Quase ronronava, tão bom era o sonho. Estava ele numa sarça ardente, temperatura batendo os 100 °C, único macho entre uma dúzia de demônias gostosas, os rabos nus e lindos, cascos bem torneados, chifres graciosos. Huuuuuuuummmmmmmmmm. A eternidade era boa.
Puf. A diabinha ruiva tinha acabado de se encaixar, cascos contra cascos, quando… desapareceu. E com ela todo o séquito de canhestras deliciosas.
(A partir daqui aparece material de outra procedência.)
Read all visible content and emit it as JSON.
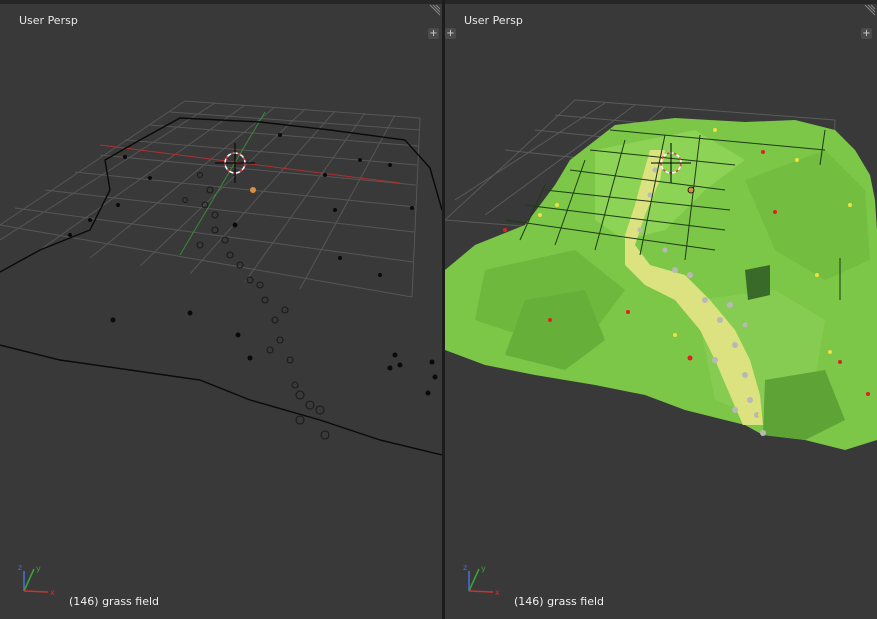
{
  "viewports": {
    "left": {
      "title": "User Persp",
      "status": "(146) grass field",
      "shading": "wireframe",
      "add_region_icon": "plus-icon",
      "corner_icon": "area-split-corner-icon"
    },
    "right": {
      "title": "User Persp",
      "status": "(146) grass field",
      "shading": "solid",
      "add_region_icon": "plus-icon",
      "corner_icon": "area-split-corner-icon"
    }
  },
  "gizmo": {
    "x_label": "x",
    "y_label": "y",
    "z_label": "z"
  },
  "colors": {
    "viewport_bg": "#393939",
    "grid": "#5a5a5a",
    "x_axis": "#c03030",
    "y_axis": "#3a9a3a",
    "grass_light": "#8dd45a",
    "grass_dark": "#5fa33a",
    "path": "#d8e08a",
    "stone": "#b0b0b0",
    "flower_red": "#e02020",
    "flower_yellow": "#f0e040"
  }
}
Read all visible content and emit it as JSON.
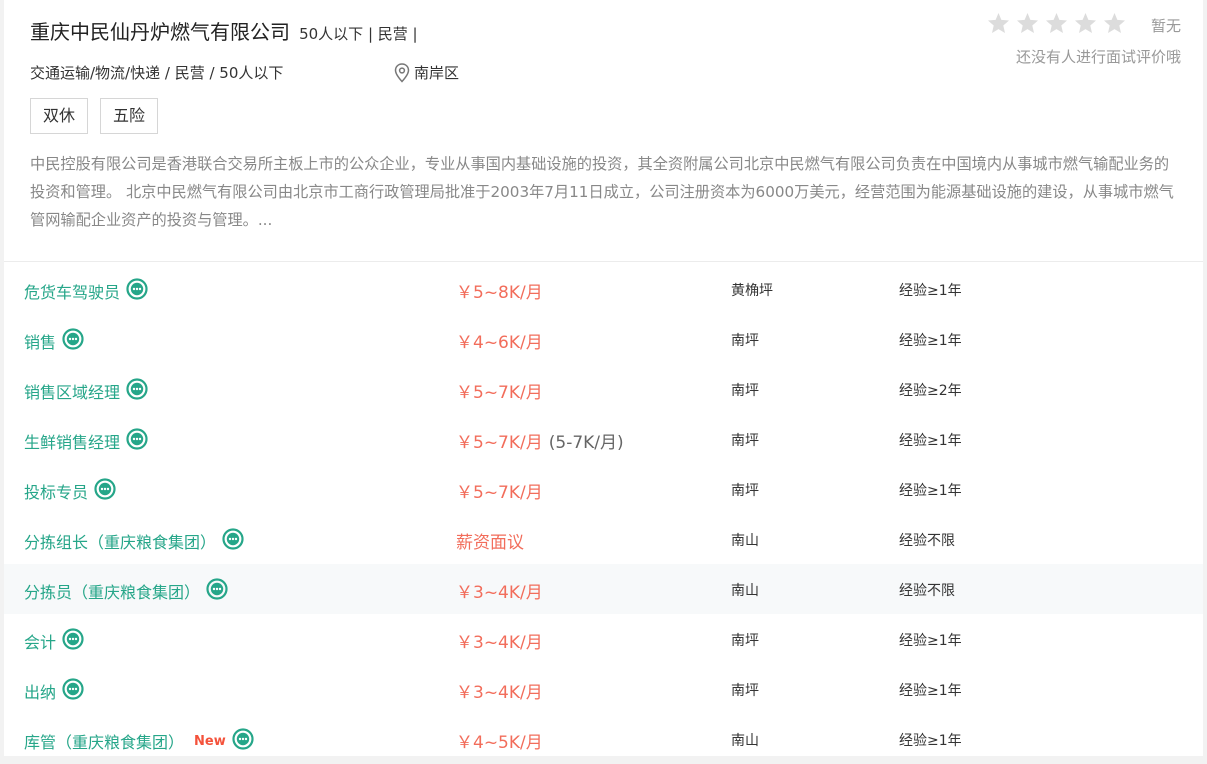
{
  "company": {
    "name": "重庆中民仙丹炉燃气有限公司",
    "meta": "50人以下 | 民营 |",
    "industry_line": "交通运输/物流/快递 / 民营 / 50人以下",
    "location": "南岸区",
    "tags": [
      "双休",
      "五险"
    ],
    "description": "中民控股有限公司是香港联合交易所主板上市的公众企业，专业从事国内基础设施的投资，其全资附属公司北京中民燃气有限公司负责在中国境内从事城市燃气输配业务的投资和管理。 北京中民燃气有限公司由北京市工商行政管理局批准于2003年7月11日成立，公司注册资本为6000万美元，经营范围为能源基础设施的建设，从事城市燃气管网输配企业资产的投资与管理。..."
  },
  "rating": {
    "stars_filled": 0,
    "stars_total": 5,
    "state": "暂无",
    "note": "还没有人进行面试评价哦"
  },
  "colors": {
    "job_link": "#26a689",
    "salary": "#f26d5b",
    "new_badge": "#f4523b",
    "star_empty": "#dcdcdc"
  },
  "jobs": [
    {
      "title": "危货车驾驶员",
      "salary": "￥5~8K/月",
      "salary_note": "",
      "area": "黄桷坪",
      "exp": "经验≥1年",
      "new": ""
    },
    {
      "title": "销售",
      "salary": "￥4~6K/月",
      "salary_note": "",
      "area": "南坪",
      "exp": "经验≥1年",
      "new": ""
    },
    {
      "title": "销售区域经理",
      "salary": "￥5~7K/月",
      "salary_note": "",
      "area": "南坪",
      "exp": "经验≥2年",
      "new": ""
    },
    {
      "title": "生鲜销售经理",
      "salary": "￥5~7K/月",
      "salary_note": "(5-7K/月)",
      "area": "南坪",
      "exp": "经验≥1年",
      "new": ""
    },
    {
      "title": "投标专员",
      "salary": "￥5~7K/月",
      "salary_note": "",
      "area": "南坪",
      "exp": "经验≥1年",
      "new": ""
    },
    {
      "title": "分拣组长（重庆粮食集团）",
      "salary": "薪资面议",
      "salary_note": "",
      "area": "南山",
      "exp": "经验不限",
      "new": ""
    },
    {
      "title": "分拣员（重庆粮食集团）",
      "salary": "￥3~4K/月",
      "salary_note": "",
      "area": "南山",
      "exp": "经验不限",
      "new": ""
    },
    {
      "title": "会计",
      "salary": "￥3~4K/月",
      "salary_note": "",
      "area": "南坪",
      "exp": "经验≥1年",
      "new": ""
    },
    {
      "title": "出纳",
      "salary": "￥3~4K/月",
      "salary_note": "",
      "area": "南坪",
      "exp": "经验≥1年",
      "new": ""
    },
    {
      "title": "库管（重庆粮食集团）",
      "salary": "￥4~5K/月",
      "salary_note": "",
      "area": "南山",
      "exp": "经验≥1年",
      "new": "New"
    }
  ]
}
Fechou bem os olhos, tentando resgatar o sonho. Nada. Quem ousara interromper um devaneio tão literalmente caliente?
Caiu em si. O barulho fora daquela alma era ensurdecedor. Basicamente um pesadelo. Tinha escolhido aquele sujeito pacato, do tipo do trabalho para casa, festas só as da firma e acompanhado da patroa (que tinha um cabelo horroroso, aliás), finais de semana em parquinhos com os rebentos remelentos, exatamente por causa do sossego. O cara era sem imaginação, é verdade. E tinha péssimo gosto para mulheres e para gravatas. Mas é necessário fazer algumas concessões em nome da qualidade de vida.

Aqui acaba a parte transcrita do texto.